One of those lobbying for sports wagering in Missouri has said it will enhance fan participation in the games.
Associated Press columnist Kyle Hightower, however, wonders if our pro sports teams are undermining public confidence in themselves, writing, “The incidents have driven a public conversation about the integrity of pro sports as legalized sports betting takes a greater hold in this country.”
He quotes Professor Declan Hill at the University of New Haven who says “Leagues are dancing with the devil. Here’s what happens. There’ll be one play that’s kind of weird and dubious and sports fans will start to do, ‘Was that legitimate?’ And then there’ll be another one. And another one and another one. And after a few years, the sports leagues will have a problem because their fundamental credibility is being debated by their fans.”
Hightower sees players becoming “ambassadors for gambling companies” by appearing in sports gambling advertisements and promotions.
Huge money is involved here—more than $220 billion since the U. S. Supreme Court legalized sports betting in 2018. Leagues already are providing official stats to the big gambling companies. Some fans already wonder how pure leagues can be when this kind of big money is involved. And the money is going to be even bigger.

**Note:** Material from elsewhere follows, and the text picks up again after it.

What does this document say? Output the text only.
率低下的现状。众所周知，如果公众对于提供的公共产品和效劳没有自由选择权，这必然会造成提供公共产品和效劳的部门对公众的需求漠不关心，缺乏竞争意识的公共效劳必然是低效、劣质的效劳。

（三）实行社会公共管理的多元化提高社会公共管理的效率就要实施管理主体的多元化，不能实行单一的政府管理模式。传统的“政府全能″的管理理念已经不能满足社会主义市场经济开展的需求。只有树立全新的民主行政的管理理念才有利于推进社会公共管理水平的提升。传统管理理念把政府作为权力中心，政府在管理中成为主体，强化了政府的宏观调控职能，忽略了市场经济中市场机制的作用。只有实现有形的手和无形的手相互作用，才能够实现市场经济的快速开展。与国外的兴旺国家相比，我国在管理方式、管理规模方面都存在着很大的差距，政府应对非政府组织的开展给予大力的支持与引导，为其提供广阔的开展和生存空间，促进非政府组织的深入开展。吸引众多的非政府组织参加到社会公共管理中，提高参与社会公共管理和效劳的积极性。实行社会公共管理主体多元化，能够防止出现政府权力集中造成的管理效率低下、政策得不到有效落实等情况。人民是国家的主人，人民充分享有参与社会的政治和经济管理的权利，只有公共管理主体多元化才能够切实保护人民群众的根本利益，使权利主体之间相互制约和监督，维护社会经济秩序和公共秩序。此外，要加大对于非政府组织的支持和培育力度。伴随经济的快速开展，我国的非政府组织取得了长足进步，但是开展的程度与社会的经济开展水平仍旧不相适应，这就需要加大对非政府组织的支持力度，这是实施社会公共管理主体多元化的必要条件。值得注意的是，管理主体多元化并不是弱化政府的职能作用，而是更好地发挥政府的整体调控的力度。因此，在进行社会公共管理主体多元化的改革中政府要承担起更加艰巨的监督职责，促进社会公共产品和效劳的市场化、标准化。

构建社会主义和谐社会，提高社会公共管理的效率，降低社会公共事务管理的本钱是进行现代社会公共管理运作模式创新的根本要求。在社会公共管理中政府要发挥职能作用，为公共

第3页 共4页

Missouri is an island surrounded by states with sports betting. The industry is leaning hard on the Missouri legislature to end that status. So far, internal squabbling among gambling interests has frustrated sports wagering backers. But it seems inevitable that our lawmakers eventually will buckle.
And what will happen to our trust in the games we watch when the fans’ “participation” in the games is “enhanced?”
Humans play these games and humans make mistakes and not always by accident. In the future fans might ask if a mistake really is a mistake? Every suspension for gambling chips away at confidence in The Game, whatever game it might be. What happens when we wonder if that error was accidental or that missed block was really just a miss; that the pass was not intentionally thrown an inch too high or too long or too short; that the goalie really did just miss that puck or that those two free throws that bounced off the rim could have gone in?
Our pro sports teams have spent decades emphasizing the integrity of their games. We worry that the lure of big money will erode the confidence we have as we watch from the games’ grandstand. How can we know?
How can we trust what we see?
It appears to be too late for such concerns to be prohibitive of gambling involvement in sports.
Hightower’s article concludes with a comment from Karol Corcoran, the general manager of FanDuel, one of the biggest online gambling operators, who says, “We’re in an ecosystem with customers, we’re the operators, with the leagues with our data providers. It’s important for all of us that we build together a sustainable industry. And being very careful about integrity is part of that.”
The fox is in the hen house. And it is talking about integrity.
We wish we could say we are comforted.
—-because the fox is always hungry.
We hope we can still love and trust our games five years, ten years, from now.